I did not go to Small Press Expo in Bethesda, Maryland. I did, however, go to Atomic Books in Baltimore and pick up this comic called "Swell #1: Open Faced Sandwich," by Juliacks. Normally my comics posts are just me singing the praises of stuff Picturebox put out, but this will be a slight change from that.
First off: Presentationally, this comic is sick as hell. It's 11 by 11, and the version I have has two-color silkscreened covers, which are really gorgeous. More than their aesthetic beauty, there's this charge I get from silkscreened cover comics: It's an incredibly laborious process, and then it's just put out there, for cheap. (This cost five dollars, there are also versions without silkscreen covers that cost $2, which is still a great bargain for the size.) It just feels so open. These comics will inevitably get looked at more than they get bought, flipped through at a convention and retain some finger-oil.The copy I have isn't immaculately printed, there is a little bit of bleed on the blue at the outer edge, which is completely understandable.
The rest of the book follows suit, even though it's black and white xerox, it's just filled with mark-making, and really thought-out and overwrought page composition. It gives off a feeling of passion, of emotion, through the book format. Sometimes it's not intuitively readable, but there's something being communicated.

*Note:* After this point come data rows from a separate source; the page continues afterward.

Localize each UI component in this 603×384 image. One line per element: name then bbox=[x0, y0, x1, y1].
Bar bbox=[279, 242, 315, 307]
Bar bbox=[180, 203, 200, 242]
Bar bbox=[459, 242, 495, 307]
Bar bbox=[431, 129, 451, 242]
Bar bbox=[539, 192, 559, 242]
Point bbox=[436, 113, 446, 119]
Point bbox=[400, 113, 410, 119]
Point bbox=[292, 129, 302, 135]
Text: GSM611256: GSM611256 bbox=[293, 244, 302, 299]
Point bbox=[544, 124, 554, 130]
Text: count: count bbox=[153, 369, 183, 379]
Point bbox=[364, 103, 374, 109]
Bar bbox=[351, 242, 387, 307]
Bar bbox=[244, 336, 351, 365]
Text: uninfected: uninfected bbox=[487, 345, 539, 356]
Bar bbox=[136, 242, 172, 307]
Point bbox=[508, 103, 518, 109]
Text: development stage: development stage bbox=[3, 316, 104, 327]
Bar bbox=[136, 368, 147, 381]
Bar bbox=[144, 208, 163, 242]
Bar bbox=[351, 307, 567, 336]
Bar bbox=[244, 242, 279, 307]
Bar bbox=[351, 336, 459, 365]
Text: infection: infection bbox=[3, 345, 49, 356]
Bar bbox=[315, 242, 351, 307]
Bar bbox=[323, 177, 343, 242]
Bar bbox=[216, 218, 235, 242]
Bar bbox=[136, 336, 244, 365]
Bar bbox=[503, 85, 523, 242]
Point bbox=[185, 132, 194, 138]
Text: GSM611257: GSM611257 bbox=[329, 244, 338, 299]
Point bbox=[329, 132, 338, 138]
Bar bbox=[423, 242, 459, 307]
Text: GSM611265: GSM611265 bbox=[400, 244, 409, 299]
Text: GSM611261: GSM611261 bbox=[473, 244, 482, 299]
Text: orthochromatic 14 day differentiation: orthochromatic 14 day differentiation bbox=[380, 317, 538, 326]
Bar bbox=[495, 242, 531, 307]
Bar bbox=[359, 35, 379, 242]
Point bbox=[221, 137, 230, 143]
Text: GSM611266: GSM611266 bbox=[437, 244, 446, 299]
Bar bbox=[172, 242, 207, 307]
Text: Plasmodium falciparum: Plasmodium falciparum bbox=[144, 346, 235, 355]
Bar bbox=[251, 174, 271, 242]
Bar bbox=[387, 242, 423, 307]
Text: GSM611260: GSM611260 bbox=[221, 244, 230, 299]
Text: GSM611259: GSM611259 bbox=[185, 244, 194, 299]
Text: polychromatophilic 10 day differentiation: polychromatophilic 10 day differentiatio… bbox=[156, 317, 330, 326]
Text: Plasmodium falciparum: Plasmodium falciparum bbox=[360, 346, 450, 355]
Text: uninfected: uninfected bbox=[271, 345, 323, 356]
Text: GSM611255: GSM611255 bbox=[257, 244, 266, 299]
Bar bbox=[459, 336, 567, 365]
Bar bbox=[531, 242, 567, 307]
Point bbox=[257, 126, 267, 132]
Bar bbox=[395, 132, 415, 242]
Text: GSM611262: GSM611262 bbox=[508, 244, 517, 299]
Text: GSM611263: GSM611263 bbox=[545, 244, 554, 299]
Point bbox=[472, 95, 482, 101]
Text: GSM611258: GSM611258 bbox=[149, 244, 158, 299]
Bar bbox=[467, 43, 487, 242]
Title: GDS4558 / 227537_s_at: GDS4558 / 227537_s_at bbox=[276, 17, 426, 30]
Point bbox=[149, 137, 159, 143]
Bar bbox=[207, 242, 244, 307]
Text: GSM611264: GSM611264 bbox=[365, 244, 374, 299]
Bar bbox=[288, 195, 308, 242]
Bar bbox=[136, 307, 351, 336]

The thing I've sort of attached myself to about comics, and the idea of cartooning, is that it's writing and it's drawing, each inform the other. This becomes evident with stuff like this, where the lettering is really intense and a big part of the page design, but there's also definitions at work. "Artist" is a pretty broad category, that a lot of people identify themselves as. Identifying as a "writer" is conscribing oneself to a more specialized field. Now, there are distinctions that have sort of emerged- of "literary" comics that tend to work like short stories or movies. In these, a cartoonist is a writer who's using a visual language. There are also "art comics," which is a term usually assigned to artists doing comics, or books, as part of their overall multimedia assault: A comic that could be placed into an art installation. Juliacks is firmly in the latter group, as she does performances and installations based around her comics and the themes contained herein.
I am a writer, as are a handful of my friends. I am also about Juliacks' age. One thing I have talked to some of my friends about in writing is the issue of having things happen, making writing that people want to read for the story being told, rather than the pleasure of simply experiencing the language. The writing becomes closer to visual art in something like this, I think, in how one engages it, and maybe in its emotional effects, different from something with tighter story structure. The thing about Swell: Open Faced Sandwich (which Juliacks says is just part one of a three-part graphic novel) is that there's no real arc to it: Things happen, kind of, but it's all pitched at this single level, of just trying to communicate a feeling. It radiates sincerity, and energy, but there's no pace to it at all as a thing that you read. Compare this to Anders Nilsen's The End, with its stripped down drawings and narration that give way to abstractions that communicate a very pure feeling, or to the way Gary Panter switches up his drawing style in Jimbo: Adventures In Paradise so that by the time you feel like you've come to the end of a long journey. Swell is art-comics as a really cool thing that, through it's nonstop ecstatic sadness, ends up just giving you more of a feeling for the artist making it rather than the emotions the story is ostensibly meant to convey. (The story is about a girl who dies, told from the perspective of her friend. The characters are teenagers, I think.)
Juliacks will probably get better. She is apparently working on a drawing collaboration with Matthew Thurber, who I think is an awesome cartoonist: He shares a love for mark-making, patterns, and psychedelic effects with Juliacks, but his stories are funnier, more fantastical, and actually just very recently got a lot more readable as traditional comics. Meanwhile, she's being championed by Austin English, who is much less talented at drawing, and also tries just to communicate feeling by crappy drawing and using crayons. Both of these people are probably more interested in art-comics of a recent vintage than the history of sequential art as a whole, which is maybe a weakness. Most of the "art comics" people I like (the Picturebox dudes) are pretty well-versed and immersed in mainstream comics and are just able to turn it inside out and disregard whatever. In some ways there's more freedom and coolness in ignorance, and I don't know if you actually need to know about that stuff to make good comics. It could just be a question of youth. My writer friends and I have read all sorts of books, and tie our inability to tell stories to our inability to really self-direct and control our own lives.
Oh, and since this post immediately follows one about the political apathy of Baltimore art kids, I must applaud the fact that this comic has a sticker on its inside cover giving out her website and saying "please vote!" Again, if I am going to draw a parallel between that level of political engagement and the emotional engagement and empathy that leads to creating strong work, that sticker feels sincere in the same way the printmaking and patterns all do. You could do worse things with your money than support this lady.
Now would be a good time to talk about Closed Caption Comics 7, but it's hard to identify all the artists, and I would like to see more of most of their work. Noel Freibert's comics seem pretty stupid though.